1996 Council On Ideas Members

Mary Catherine Bateson
Noted cultural anthropologist and linguist, Mary Catherine Bateson received her B.A. at Radcliffe (1960) and earned her Ph.D. from Harvard (1963). Currently the Clarence Robinson Professor in Anthropology and English at George Mason University in Fairfax, VA., Bateson has also taught in the US at Harvard, Northeastern University, and Amherst College, and abroad at Ateneo de Manila University and Damavand College in Tehran. She is the author of several books, including With a Daughters Eye: A memoir of Margret Mead and Gregory Bateson (1984), Angels Fear: Towards an Epistemology of the Sacred (with Gregory Bateson, 1987), Thinking AIDS (with Richard Goldsby, 1988), Composing a life (1990) and Peripheral Visions: Learning Along the Way (1994). Bateson is the current President of New York's Institute for Intercultural Studies.

Alan Kay
Currently Vice-President of Creative Technology, Research and Development for Walt Disney Imagineering, and a Disney Fellow, Kay is known for the idea of personal computing, the conception of the ultimate laptop computer, and the inventions of the now ubiquitous overlapping window interface and modern object-oriented programming. Before coming to Walt Disney Imagineering, Kay was an Apple Fellow with Apple Computers Inc. for thirteen years. Kay co-founded the Xerox Palo Alto Research Center which was instrumental in the development of modern workstations, laser printing, and network "client-servers". Prior to his work at Zerox, Kay was a member of the University of Utah ARPA research team that developed 3-D graphics. A graduate of the University of Colorado in mathematics and molecular biology, Kay earned his Ph.D. at the University of Utah in 1969. Kay is a Fellow of the American Academy of Arts and Sciences, the Royal Society of Arts and the World Economic Forum. A former professional jazz guitarist and composer, he is now an amateur classical pipe organist.

Todd Siler
A visual artist, writer, inventor, scientist and educator, Todd Siler was the first visual artist to receive his Ph.D. in Interdisciplinary Studies in psychology and art from MIT (1986).

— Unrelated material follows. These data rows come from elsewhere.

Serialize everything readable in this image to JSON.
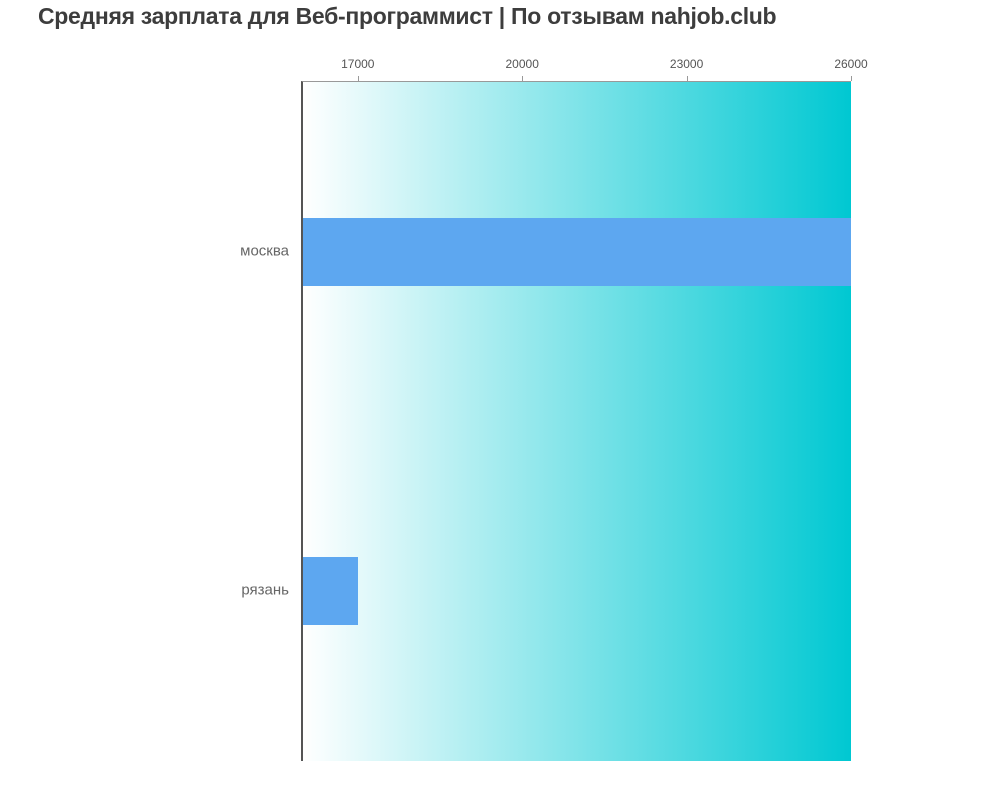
{
  "title": "Средняя зарплата для Веб-программист | По отзывам nahjob.club",
  "chart_data": {
    "type": "bar",
    "orientation": "horizontal",
    "title": "Средняя зарплата для Веб-программист | По отзывам nahjob.club",
    "categories": [
      "москва",
      "рязань"
    ],
    "values": [
      26000,
      17000
    ],
    "xlabel": "",
    "ylabel": "",
    "xlim": [
      16000,
      26000
    ],
    "xticks": [
      "17000",
      "20000",
      "23000",
      "26000"
    ],
    "xtick_values": [
      17000,
      20000,
      23000,
      26000
    ],
    "grid": false,
    "legend": false,
    "bar_color": "#5da7f0",
    "plot_bg_gradient_left": "#ffffff",
    "plot_bg_gradient_right": "#00c8d2",
    "axis_line_color": "#555555",
    "top_line_color": "#999999",
    "tick_label_color": "#555555",
    "category_label_color": "#666666",
    "title_color": "#3d3d3d"
  }
}
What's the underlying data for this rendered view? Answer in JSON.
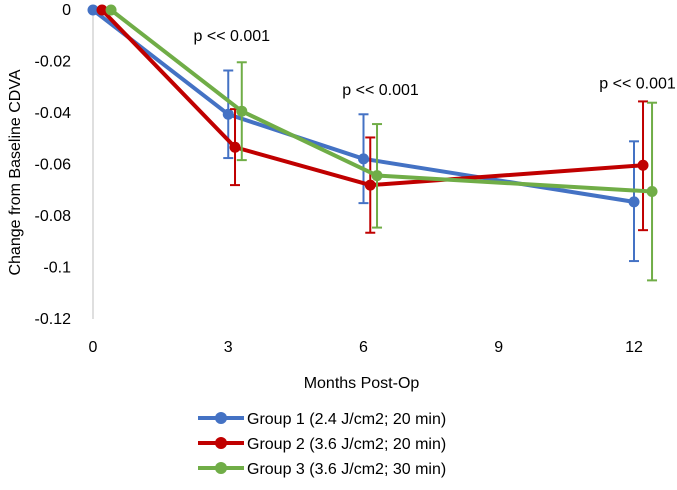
{
  "chart_data": {
    "type": "line",
    "title": "",
    "xlabel": "Months Post-Op",
    "ylabel": "Change from Baseline CDVA",
    "xlim": [
      0,
      12.5
    ],
    "ylim": [
      -0.12,
      0
    ],
    "x_ticks": [
      0,
      3,
      6,
      9,
      12
    ],
    "y_ticks": [
      0,
      -0.02,
      -0.04,
      -0.06,
      -0.08,
      -0.1,
      -0.12
    ],
    "x_tick_labels": [
      "0",
      "3",
      "6",
      "9",
      "12"
    ],
    "y_tick_labels": [
      "0",
      "-0.02",
      "-0.04",
      "-0.06",
      "-0.08",
      "-0.1",
      "-0.12"
    ],
    "grid": false,
    "legend_position": "bottom",
    "series": [
      {
        "name": "Group 1 (2.4 J/cm2; 20 min)",
        "color": "#4472C4",
        "x": [
          0,
          3,
          6,
          12
        ],
        "y": [
          0,
          -0.0405,
          -0.0578,
          -0.0745
        ],
        "err_low": [
          null,
          -0.0575,
          -0.075,
          -0.0975
        ],
        "err_high": [
          null,
          -0.0235,
          -0.0405,
          -0.051
        ]
      },
      {
        "name": "Group 2 (3.6 J/cm2; 20 min)",
        "color": "#C00000",
        "x": [
          0.2,
          3.15,
          6.15,
          12.2
        ],
        "y": [
          0,
          -0.0533,
          -0.068,
          -0.0603
        ],
        "err_low": [
          null,
          -0.068,
          -0.0865,
          -0.0855
        ],
        "err_high": [
          null,
          -0.0385,
          -0.0495,
          -0.0355
        ]
      },
      {
        "name": "Group 3 (3.6 J/cm2; 30 min)",
        "color": "#70AD47",
        "x": [
          0.4,
          3.3,
          6.3,
          12.4
        ],
        "y": [
          0,
          -0.0393,
          -0.0643,
          -0.0705
        ],
        "err_low": [
          null,
          -0.0583,
          -0.0845,
          -0.105
        ],
        "err_high": [
          null,
          -0.0203,
          -0.0443,
          -0.036
        ]
      }
    ],
    "annotations": [
      {
        "text": "p << 0.001",
        "x": 3.3,
        "y": -0.012
      },
      {
        "text": "p << 0.001",
        "x": 6.6,
        "y": -0.033
      },
      {
        "text": "p << 0.001",
        "x": 12.3,
        "y": -0.0305
      }
    ]
  }
}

Upon graduating, he joined MIT for six years as a visiting scientist at the Computer-Aided Design Laboratory in the Department of Mechanical Engineering and the Center for Advanced Visual Studies. An internationally renowned artist represented by Ronald Feldman Fine Arts in New York, Siler's work is held in numerous collections including New York's Metropolitan Museum of Art, the Museum of Modern Art and the Solomon R. Guggenheim Museum. He is the author of Breaking The Mind Barrier (1992) and Think Like a Genius (1996). Siler, who resides in Englewood, CO, is founder and director of Psi-Phi Communications, a company which specializes in developing innovative multimedia learning materials and processes to advance the integration of art , science and technology in education.

Roberto Suro
The son of Hispanic immigrants, Roberto Suro was born and raised in Washington, DC. After graduating from Yale (BA, 1993) and Columbia University (MS, 1974), he began a career as a newspaper reporter in Chicago. He was employed as a correspondent for Time Magazine from 1978-1985 when he joined the New York Times as bureau chief, first in Rome and then in Houston. In March 1994, Suro became staff writer for the Washington Post and was promoted to his current position as Deputy National Editor in March, 1995. He authored the critically acclaimed Remembering The American Dream: Hispanic Immigration and National Policy (1994), and is completing Not As Strangers: The Latinos Come North, due to be published in 1997.